Notre Seigneur Elohenou Notre Seigneur Elohenou Fit venir Moïse Rabenou Pour nous donner Toratenou Qui commence, par Moi. Moïse monta aux cieux Sans manger, sans boire ; Il nous rapporta les deux tables, Qui commencent par Moi. En haut du Sinaï il fit éclater Des feux brillants et du son du chofar Israël entier fit trembler, Lorsque Dieu dit : Moi. Dieu nous donna les Dix Commandements, Avec ses secrets et ses chants, Les âmes étaient là, présentes, Lorsque Dieu dit : Moi.
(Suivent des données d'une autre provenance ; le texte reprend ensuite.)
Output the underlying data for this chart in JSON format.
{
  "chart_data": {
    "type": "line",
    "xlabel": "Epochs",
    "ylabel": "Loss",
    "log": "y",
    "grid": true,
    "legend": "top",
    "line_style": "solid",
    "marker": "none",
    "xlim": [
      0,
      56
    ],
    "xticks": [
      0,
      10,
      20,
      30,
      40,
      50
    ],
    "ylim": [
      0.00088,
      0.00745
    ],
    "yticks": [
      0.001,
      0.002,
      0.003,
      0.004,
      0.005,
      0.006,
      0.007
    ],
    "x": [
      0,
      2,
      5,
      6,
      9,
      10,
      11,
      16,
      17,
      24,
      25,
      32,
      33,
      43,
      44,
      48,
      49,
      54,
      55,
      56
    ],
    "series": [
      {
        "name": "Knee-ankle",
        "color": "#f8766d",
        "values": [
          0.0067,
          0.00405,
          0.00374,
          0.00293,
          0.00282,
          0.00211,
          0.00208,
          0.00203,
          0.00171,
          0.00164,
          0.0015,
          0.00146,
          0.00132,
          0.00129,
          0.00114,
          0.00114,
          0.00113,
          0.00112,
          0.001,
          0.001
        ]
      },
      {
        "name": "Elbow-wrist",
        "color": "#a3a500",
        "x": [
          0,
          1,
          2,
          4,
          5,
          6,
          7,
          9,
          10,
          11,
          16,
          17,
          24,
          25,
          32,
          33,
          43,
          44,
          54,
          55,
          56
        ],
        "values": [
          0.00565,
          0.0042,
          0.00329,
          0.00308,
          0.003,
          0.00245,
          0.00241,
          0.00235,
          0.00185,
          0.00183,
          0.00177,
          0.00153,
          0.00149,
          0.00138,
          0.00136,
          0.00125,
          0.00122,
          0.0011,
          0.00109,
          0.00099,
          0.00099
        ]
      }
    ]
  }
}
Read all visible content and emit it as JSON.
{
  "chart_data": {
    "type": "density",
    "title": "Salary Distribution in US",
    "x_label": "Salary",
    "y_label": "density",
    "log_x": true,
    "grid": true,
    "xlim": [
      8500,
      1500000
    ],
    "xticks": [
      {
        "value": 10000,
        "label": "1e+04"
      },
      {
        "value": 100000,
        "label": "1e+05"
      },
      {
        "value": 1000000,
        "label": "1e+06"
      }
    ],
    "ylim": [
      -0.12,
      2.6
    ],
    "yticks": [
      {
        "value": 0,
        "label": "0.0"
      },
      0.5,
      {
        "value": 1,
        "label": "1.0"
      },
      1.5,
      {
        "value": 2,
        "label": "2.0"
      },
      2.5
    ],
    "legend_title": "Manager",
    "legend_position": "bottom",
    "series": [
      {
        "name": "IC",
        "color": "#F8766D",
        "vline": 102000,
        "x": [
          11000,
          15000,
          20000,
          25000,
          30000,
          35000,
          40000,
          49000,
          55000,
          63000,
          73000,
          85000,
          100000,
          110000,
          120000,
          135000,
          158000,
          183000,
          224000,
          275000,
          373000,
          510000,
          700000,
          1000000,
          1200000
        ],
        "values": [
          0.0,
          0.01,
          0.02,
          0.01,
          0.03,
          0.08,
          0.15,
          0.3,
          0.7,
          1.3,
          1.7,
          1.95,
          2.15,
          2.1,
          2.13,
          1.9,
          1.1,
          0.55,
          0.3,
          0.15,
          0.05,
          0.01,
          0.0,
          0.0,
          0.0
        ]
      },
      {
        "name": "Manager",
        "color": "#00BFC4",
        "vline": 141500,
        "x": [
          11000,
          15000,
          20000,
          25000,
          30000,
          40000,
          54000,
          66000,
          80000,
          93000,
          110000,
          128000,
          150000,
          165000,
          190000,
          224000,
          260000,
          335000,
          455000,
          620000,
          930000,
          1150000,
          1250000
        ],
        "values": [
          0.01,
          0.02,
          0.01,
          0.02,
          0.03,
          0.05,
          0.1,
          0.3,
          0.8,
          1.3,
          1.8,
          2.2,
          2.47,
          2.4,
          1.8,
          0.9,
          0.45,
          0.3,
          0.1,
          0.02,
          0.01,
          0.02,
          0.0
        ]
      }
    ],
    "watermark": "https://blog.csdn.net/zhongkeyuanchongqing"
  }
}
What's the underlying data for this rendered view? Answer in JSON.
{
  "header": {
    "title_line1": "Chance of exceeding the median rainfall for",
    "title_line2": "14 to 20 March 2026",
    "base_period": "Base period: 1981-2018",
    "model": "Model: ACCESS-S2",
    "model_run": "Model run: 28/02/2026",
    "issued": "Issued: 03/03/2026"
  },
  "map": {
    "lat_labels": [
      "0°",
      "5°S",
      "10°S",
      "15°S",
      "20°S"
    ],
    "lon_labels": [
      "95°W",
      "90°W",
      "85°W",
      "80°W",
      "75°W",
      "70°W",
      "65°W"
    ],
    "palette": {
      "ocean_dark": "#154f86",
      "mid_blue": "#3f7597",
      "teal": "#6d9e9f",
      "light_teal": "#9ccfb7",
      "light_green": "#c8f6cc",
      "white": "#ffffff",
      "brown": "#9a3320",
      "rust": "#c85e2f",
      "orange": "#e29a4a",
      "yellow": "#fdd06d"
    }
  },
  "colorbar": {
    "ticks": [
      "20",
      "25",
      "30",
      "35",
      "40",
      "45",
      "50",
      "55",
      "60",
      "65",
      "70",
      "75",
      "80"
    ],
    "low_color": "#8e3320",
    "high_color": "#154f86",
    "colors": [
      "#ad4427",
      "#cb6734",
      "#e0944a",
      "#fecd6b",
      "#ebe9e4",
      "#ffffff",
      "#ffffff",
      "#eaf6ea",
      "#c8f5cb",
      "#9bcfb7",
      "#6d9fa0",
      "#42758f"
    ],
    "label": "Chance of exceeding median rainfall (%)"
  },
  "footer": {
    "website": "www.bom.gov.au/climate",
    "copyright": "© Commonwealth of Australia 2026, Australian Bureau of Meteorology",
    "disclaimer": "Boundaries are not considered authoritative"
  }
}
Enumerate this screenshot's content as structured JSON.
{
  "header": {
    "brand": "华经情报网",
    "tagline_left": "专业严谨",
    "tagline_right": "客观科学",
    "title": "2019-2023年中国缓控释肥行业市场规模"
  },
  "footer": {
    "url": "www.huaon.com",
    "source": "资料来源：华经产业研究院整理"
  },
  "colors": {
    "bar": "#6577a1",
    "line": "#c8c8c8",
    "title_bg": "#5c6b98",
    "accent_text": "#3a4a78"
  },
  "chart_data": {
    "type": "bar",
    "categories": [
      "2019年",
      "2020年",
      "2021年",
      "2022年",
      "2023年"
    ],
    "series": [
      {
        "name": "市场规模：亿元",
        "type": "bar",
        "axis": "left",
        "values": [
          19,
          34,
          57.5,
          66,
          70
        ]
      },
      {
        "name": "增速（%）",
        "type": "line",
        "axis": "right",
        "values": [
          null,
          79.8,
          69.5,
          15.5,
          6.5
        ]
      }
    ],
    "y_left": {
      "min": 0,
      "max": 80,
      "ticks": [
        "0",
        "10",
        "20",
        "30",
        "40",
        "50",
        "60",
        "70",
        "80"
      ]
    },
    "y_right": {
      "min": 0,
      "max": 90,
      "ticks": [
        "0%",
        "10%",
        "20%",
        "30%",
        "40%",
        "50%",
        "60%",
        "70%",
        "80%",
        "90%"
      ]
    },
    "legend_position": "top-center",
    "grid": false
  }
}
Moi Adoshem, je vous aide, Nos péchés tu pardonnes Eliyahou s’annonce à nous Avec celui qui dit : Moi.

1. Chant para-liturgique.

Cette copla 1 « Les Tables de la Loi » fait partie du répertoire sépharade du Maroc. Elle est chantée lors des fêtes de Simhat Torah et de Chavouot. Comme d’autres coplas, le texte est tiré non seulement de la Bible (Exode, chapitre 19), mais aussi du Talmud comme la quatrième strophe qui mentionne toutes les âmes (las neshamot) de toutes les générations à naître et qui, d’après les croyances, accompagnaient les Juifs après la sortie d’Égypte, lorsque Dieu donna les Tables de la Loi à Moïse sur le mont Sinaï. Le texte est structuré en strophes de quatre vers, dont trois ont la même rime, le quatrième vers portant une rime différente, mais répétée à chaque strophe terminée par Anohi (Moi), premier mot du premier commandement en hébreu.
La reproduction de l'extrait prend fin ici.